Sleeptite Program Partner Honoured


Overnight we were honoured to join Sleeptite Program Partner, Associate Professor Madhu Bhaskaran, at Australian Academy of Technology and Engineering’s (ATSE) Innovation Dinner, where she was awarded the Batterham Medal.

The Batterham Medal is an Early Career Award for a graduate engineer who has achieved substantial peer/industry recognition for their work in the past five years.

A researcher who is blazing a trail on the development of flexible electronics, Associate Professor Bhaskaran is the co-founder of the Functional Materials and Microsystems Research Group at RMIT University, the Associate Dean for Higher Degrees by Research in RMIT’s School of Engineering and is on the board of directors for Women in STEMM Australia.

Among her many accolades, Associate Professor Bhaskaran was named one of Australia’s Most Innovative Engineers by Engineers Australia in 2017 and, in 2016, was named one of the top 10 Innovators under 35 by MIT Technology Review TR35 and EmTech Asia.

Last year she was awarded the Australian Museum Macquarie University Eureka Prize for Outstanding Early Career Researcher and in 2015 she won a Victoria Fellowship.

Associate Professor Bhaskaran has also been chosen as Australia’s 2018 nominee for the prestigious APEC Science Prize for Innovation, Research and Education (ASPIRE).

ATSE President, Professor Hugh Bradlow FTSE, said Associate Professor Bhaskaran was making a significant contribution to the application of technology for the benefit of Australian society and its economy.

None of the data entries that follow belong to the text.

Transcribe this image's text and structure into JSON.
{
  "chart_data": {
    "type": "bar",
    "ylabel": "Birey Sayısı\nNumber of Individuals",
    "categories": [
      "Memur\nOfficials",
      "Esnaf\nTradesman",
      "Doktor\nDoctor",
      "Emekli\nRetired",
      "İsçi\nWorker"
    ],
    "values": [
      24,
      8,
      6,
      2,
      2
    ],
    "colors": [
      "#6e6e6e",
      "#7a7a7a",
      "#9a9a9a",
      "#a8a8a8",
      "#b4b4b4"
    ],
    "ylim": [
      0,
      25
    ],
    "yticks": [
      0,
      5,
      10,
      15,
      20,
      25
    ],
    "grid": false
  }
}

Just eight years since completing her PhD, Associate Professor Bhaskaran is pioneering research in oxide-based flexible electronics – stretchy, unbreakable, transparent electronic devices.

She developed a transfer process to make these devices functional, combining brittle oxide materials (like those making up a smartphone touchscreen) with soft, pliable silicone rubber.

Potential applications abound in optics research, as well as use as gas sensors to pick up pollutants and as patches to track UV exposure.

ATSE is an independent body of 870 eminent Australian scientists and engineers enhancing Australia’s prosperity through technology and innovation.